Saturday game. Your son scored the winning goal. His sister, on a different field, had a tough game and barely touched the ball.
Both kids end up in the same minivan within thirty minutes of each other.
The opening
Don’t lead with the scorer’s story. The other kid is in the back seat hearing it.
Greet each kid the same way. Hey buddy. Good game? Open question. They each answer or don’t.
The scorer’s energy
He will want to talk about the goal. Of course. Don’t shut him down. Let him have it.
But contain it. That’s awesome. We can replay it after dinner. This honors the moment without letting it become the car ride.
The other kid
Don’t make the comparison. Don’t say and how was your game? in a way that signals the answer matters less.

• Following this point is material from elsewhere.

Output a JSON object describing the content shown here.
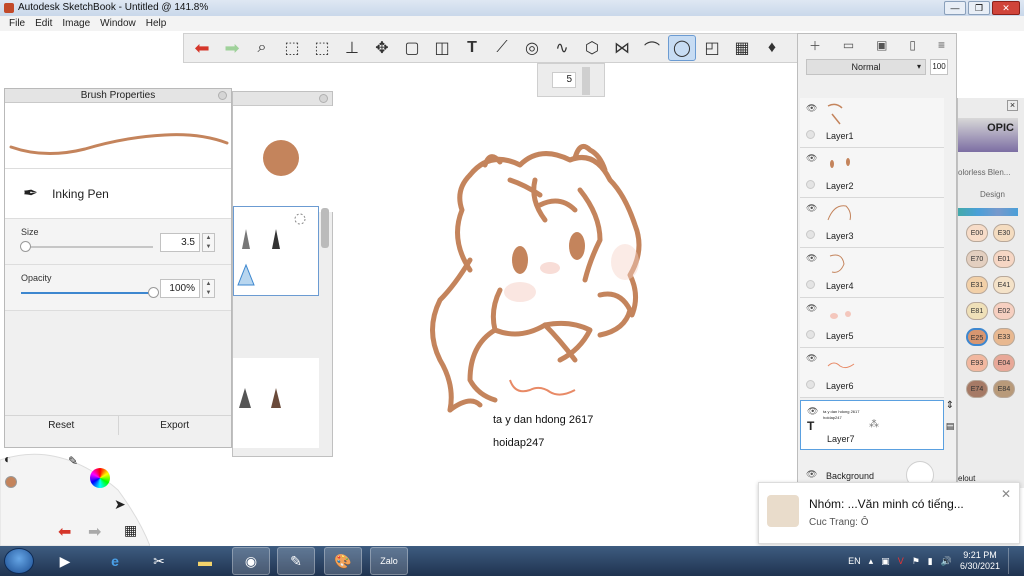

Ask the same questions you’d ask anyway. How did the field feel? Was there a play that went well?
The questions assume there was something good. Most games have something good even on a hard day.
The middle ground
Many car rides are uneven this way. One kid had a great day. One kid had a hard one. The kid who had the hard one is watching to see if their hard day gets the same warmth as their sibling’s great day.
It should. The warmth is not a reward for performance. The warmth is the family currency.
At dinner
If the family talks about the goal at dinner, also talk about the other kid’s game. Find one specific thing. I saw you make a really good defensive play in the second half.
Specific. Honest. Not the same energy as the scorer’s play, because that would be performative. But real.
The scorer’s lesson
If the scorer is acting like a king, gently rein him in. That goal was sweet. Your sister had a hard game. We’re not going to do the goal review tonight.
This is not punishing him for scoring. It’s teaching him family behavior. He’ll do this same thing at twenty when his coworker had a bad day. The skill is real.
The other kid’s lesson
She watches whether the family loves her on hard days the same as easy ones. The answer needs to be yes.
If she sees that the answer is yes, she comes back from hard days faster. If she sees that the family love is performance-contingent, she becomes the kid who hides her struggles.
The longer arc
You will have many of these uneven Saturdays. Sometimes the goal-scorer is one kid. Sometimes the other.
The version of you that is consistent across both keeps both kids open with you. The version of you that gets too excited about goals and quiet about hard days closes one of them off.
The car ride
Both kids in the same car. Both kids hearing how you handle their differences. The car is the classroom.
Drive carefully. The lessons compound.